O Direito Administrativo no Brasil e a consensualidade: uma aproximação possível e necessária

01/03/2020

Coluna Advocacia Pública e outros temas jurídicos em Debate / Coordenadores Weber Luiz de Oliveira e José Henrique Mouta

Quando se fala em excesso de judicialização no Brasil, é comum se pensar em números absolutos, levando em conta a quantidade de processos judiciais em tramitação e o número de habitantes que compõe a população brasileira[1]. No entanto, em uma análise qualitativa desses números, é fácil verificar quem são os poucos atores que predominam neste cenário de litigância, tendo a Administração Pública ocupado lugar de destaque[2].

Em um primeiro momento, pode-se cogitar que a presença maciça dos entes públicos na arena judicial é decorrente da complexidade das relações em que se encontra envolvido o Estado, desde o advento da Constituição Federal de 1988. Com efeito, o poder constituinte ampliou o leque de obrigações a cumprir pelo poder público, em especial no que diz respeito à concretização de políticas públicas de cunho social.

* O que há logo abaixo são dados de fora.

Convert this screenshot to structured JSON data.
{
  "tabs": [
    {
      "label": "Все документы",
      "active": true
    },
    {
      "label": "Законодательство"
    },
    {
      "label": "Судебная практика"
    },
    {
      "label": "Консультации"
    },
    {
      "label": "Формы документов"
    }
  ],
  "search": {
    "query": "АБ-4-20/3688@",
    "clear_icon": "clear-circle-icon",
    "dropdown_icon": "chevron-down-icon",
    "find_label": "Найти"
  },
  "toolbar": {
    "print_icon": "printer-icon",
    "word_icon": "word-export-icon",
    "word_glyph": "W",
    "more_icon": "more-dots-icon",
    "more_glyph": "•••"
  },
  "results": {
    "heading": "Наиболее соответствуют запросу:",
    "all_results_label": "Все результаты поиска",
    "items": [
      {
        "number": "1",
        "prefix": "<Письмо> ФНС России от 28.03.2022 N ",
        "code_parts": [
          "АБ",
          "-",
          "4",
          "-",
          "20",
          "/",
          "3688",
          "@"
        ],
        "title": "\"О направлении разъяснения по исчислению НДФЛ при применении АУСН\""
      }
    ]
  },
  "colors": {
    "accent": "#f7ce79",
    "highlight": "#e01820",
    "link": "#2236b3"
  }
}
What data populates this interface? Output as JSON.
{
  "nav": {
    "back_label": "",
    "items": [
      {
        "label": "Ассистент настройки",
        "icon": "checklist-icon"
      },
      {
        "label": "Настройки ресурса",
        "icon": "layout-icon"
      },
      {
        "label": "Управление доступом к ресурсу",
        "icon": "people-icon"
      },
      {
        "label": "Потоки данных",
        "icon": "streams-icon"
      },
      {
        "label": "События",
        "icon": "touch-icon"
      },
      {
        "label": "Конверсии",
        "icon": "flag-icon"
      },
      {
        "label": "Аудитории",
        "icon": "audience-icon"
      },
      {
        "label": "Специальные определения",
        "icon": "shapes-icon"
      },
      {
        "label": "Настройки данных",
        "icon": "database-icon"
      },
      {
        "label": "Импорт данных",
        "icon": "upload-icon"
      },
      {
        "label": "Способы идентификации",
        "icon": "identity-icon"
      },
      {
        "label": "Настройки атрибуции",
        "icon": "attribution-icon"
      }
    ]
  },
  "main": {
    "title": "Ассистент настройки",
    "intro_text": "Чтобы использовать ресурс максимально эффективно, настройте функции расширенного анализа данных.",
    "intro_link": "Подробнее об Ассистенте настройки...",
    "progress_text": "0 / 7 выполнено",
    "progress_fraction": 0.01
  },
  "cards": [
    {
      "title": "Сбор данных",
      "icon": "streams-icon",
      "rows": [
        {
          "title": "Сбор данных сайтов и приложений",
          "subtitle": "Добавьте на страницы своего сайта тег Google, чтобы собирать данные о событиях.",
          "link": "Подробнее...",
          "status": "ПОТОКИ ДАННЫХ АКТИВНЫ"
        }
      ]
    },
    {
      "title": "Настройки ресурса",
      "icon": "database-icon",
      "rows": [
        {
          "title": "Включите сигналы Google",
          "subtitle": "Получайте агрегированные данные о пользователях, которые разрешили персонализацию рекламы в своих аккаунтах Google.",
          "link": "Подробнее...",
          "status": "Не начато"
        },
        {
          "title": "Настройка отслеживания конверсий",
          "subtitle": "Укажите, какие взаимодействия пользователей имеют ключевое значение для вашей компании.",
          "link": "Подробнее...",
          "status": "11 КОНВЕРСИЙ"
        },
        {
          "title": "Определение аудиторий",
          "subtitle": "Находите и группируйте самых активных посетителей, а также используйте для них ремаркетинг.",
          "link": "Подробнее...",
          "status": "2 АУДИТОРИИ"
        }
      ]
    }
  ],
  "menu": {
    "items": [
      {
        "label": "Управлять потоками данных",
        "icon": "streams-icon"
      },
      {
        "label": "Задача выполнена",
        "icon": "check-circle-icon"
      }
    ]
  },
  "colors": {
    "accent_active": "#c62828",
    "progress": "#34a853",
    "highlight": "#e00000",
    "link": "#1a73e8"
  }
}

Sem ignorar as falhas do Estado enquanto garantidor do bem-estar social, seja por razões econômicas ou má gestão política, também contribui para o fenômeno da judicialização da Administração as próprias bases do Direito Administrativo brasileiro. É dizer, o conjunto de regras e princípios que compõem o regime jurídico-adminitrativo, aliado à possibilidade da revisão das decisões administrativas pelo Poder Judiciário (além da impugnação pelos órgãos de controle) favorecem um cenário predominado pelos processos judiciais, quando se trata das relações do poder público em geral.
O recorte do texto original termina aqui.